Among the copious BBC News website coverage of the March 22nd terror attacks in Brussels was an article by Home Affairs correspondent Tom Symonds titled “Brussels attacks: Airport security under the spotlight again” which opened as follows:
“Global airport security is again under the spotlight following the attacks in Brussels. Is it ever possible to prevent a suicide bomber entering an airport to kill and maim?”
What followed was a fairly superficial discussion of the security measures employed at airports which could have been written by anyone who has ever travelled by air. The topic then turned to differing approaches to security and, predictably, the measures employed at Israel’s international airport came up.
“Ben Gurion airport in Tel Aviv, often cited as the world’s most secure, relies on profiling. Passengers are closely watched and intensively questioned about who they are and where they are going.
It works because it allows a more fluid and less predictable line of security.”
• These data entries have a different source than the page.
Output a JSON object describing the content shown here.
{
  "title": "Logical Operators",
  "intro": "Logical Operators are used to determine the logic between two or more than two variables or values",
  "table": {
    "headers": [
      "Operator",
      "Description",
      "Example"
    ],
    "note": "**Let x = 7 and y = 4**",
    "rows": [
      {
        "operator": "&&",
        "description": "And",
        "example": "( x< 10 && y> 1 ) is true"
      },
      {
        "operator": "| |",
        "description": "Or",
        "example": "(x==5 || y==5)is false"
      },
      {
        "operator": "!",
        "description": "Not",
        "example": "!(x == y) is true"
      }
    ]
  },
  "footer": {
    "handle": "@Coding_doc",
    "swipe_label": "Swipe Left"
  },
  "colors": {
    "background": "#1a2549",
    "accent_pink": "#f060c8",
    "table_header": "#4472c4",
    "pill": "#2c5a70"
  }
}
However, Symonds then went on to tell his readers:
“But it is a technique often criticised as “politically incorrect” because those without white faces, travelling to and from “non-western” countries, face more scrutiny.
Passengers complain of being forced to answer personal questions or even hand over personal items deemed to pose a risk. It can be highly intrusive.” [emphasis added]
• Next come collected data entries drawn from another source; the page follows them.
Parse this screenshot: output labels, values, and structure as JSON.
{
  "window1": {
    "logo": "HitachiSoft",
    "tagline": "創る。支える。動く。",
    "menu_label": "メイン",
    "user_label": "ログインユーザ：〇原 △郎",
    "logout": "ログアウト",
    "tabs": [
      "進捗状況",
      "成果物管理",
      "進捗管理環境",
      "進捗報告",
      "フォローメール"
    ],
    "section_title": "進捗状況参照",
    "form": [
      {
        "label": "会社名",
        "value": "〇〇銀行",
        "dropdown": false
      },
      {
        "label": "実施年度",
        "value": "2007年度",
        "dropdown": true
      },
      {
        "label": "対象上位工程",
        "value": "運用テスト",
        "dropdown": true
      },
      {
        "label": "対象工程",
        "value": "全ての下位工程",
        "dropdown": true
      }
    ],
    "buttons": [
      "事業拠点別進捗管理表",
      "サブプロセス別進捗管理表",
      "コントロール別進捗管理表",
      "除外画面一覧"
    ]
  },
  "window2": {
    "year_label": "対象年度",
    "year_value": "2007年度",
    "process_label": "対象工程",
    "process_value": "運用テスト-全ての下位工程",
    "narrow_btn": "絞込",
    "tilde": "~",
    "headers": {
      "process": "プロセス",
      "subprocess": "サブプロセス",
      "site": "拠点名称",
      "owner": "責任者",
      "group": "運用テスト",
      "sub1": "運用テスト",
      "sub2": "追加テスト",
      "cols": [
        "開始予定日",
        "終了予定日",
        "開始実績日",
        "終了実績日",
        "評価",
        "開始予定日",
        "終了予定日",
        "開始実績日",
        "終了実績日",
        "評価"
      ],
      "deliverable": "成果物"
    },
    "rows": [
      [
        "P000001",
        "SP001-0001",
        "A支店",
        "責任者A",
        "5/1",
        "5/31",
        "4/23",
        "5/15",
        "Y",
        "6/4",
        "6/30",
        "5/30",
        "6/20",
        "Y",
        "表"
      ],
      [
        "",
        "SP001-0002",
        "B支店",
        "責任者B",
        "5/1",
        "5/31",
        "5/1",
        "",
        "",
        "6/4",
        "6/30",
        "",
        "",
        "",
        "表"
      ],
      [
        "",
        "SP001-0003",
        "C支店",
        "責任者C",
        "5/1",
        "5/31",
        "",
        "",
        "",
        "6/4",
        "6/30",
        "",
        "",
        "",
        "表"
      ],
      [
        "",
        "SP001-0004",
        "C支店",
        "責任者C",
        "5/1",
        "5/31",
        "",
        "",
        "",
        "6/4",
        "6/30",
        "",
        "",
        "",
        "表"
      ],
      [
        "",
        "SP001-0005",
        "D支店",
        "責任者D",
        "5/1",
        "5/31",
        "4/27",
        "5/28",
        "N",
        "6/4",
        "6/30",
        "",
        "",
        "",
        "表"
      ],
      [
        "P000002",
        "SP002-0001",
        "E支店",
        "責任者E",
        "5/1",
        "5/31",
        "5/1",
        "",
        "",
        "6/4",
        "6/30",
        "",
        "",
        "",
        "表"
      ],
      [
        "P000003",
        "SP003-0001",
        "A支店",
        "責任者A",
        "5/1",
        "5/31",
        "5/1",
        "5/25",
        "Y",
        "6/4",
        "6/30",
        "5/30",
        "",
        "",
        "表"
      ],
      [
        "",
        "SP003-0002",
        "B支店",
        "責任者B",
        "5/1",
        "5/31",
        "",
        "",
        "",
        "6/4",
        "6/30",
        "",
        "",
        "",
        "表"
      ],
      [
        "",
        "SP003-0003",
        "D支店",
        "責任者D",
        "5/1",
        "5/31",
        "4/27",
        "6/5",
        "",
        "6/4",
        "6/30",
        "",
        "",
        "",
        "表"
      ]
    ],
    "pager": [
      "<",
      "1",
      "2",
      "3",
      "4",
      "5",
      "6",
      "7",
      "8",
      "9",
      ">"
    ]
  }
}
There is of course no basis to Symonds’ crude allegation of racial discrimination and in fact a CIA report apparently instructed personnel that:
“Security personnel at Ben Gurion Airport in Tel Aviv, Israel, commonly refer military-aged males traveling alone with backpacks to secondary screening, regardless of their nationality or skin color,” the report notes. “Israel’s security personnel focus on frequent travel to Islamic countries.” [emphasis added]
That modus operandi would no doubt sound quite logical to anyone more worried about getting blown up than political correctness but nevertheless, readers of this stocking-filler piece – obviously intended to fluff up the volume of coverage on a particularly busy news day – went away with the inaccurate notion that security checks at Israel’s main airport depend upon the colour of one’s skin.